Research Cores

Our BRC will consist of three research cores:

1. Animal Research Core
2. Botanical Core
3. Administrative Core.

Each of the research projects will evaluate a specific botanical and will assess the effect on pathogenic mechanisms leading to the development of insulin resistance.

Our BRC encompasses the disciplines of nutrition, plant chemistry/characterization, metabolism, physiology and endocrinology, molecular and cellular biology, and genetics and spans both the basic and clinical sciences. Thus, our interdisciplinary approach will allow for a comprehensive evaluation of botanicals on pathogenic processes by evaluating multiple cellular mechanisms of action.

  2OO5 Pilot Project Awardees

 

 

 

 

   

John L.McIlhenny Laboratory for Botanical Research

The John S. McIlhenny Laboratory of Botanical Research is devoted to the discovery and development of natural product-based pharmaceutical agents that may prove valuable in the treatment of the pre-diabetic state, i.e. the “metabolic syndrome”, and for treatment of diabetes per se.

Currently, in order to determine the effectiveness of a promising agent or other agent, the agent needs to be tested repeatedly in animals, and then after careful examination, the agent is tested in various phases of human research. The animal testing may reveal that the agent is toxic or not effective, and then the agent is not further evaluated. If it makes it to human testing, it may be found that it causes too many adverse side effects or may not be effective. Unfortunately, the vast majority of promising agents advanced in this way do not make it to clinical testing.

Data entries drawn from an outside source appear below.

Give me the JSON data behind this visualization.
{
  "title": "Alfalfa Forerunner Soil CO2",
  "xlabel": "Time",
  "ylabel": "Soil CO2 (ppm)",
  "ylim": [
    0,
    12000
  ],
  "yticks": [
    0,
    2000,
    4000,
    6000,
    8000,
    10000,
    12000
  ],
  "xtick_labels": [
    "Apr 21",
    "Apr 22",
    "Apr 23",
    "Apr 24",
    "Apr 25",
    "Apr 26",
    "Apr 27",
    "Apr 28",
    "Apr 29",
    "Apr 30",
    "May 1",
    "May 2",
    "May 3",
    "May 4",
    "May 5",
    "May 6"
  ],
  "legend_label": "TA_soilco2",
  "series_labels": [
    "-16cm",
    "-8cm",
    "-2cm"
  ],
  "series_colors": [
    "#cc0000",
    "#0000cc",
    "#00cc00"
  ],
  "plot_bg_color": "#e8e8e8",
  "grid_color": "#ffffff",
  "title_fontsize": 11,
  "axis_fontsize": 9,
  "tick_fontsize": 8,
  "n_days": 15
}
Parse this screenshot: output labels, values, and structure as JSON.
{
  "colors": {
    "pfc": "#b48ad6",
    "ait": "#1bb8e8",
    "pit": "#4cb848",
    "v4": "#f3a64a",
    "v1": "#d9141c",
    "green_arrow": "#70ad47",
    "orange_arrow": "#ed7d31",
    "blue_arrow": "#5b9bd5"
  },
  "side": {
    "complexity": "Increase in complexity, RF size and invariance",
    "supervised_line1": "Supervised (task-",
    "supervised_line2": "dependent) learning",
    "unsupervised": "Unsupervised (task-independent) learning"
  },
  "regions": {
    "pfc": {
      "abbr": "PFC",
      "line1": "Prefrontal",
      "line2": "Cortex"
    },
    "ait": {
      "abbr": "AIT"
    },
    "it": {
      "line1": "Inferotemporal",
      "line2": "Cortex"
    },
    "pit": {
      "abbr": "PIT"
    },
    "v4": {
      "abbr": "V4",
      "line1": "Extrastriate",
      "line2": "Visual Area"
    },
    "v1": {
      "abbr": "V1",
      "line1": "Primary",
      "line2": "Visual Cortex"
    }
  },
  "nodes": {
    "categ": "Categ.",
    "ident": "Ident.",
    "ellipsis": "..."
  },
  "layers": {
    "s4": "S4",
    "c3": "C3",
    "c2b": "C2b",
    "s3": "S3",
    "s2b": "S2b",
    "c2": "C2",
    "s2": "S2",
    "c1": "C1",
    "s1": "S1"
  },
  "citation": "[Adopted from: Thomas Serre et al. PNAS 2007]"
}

This process is quite lengthy and expensive. However, a “pre-clinical” system that utilizes human tissues in the laboratory will be able to greatly expedite the process and target promising chemicals and compounds. The laboratory utilizes tissue culture systems and integrates wide-ranging, state-of-the-art, multiple-target screening with powerful structural and analytical approaches designed to characterize and develop therapeutic and natural agents produced by plants and fungi. This laboratory serves to provide data on each botanical agent so that seed funding can be obtained to fund additional clinical research on these particular botanicals in the future.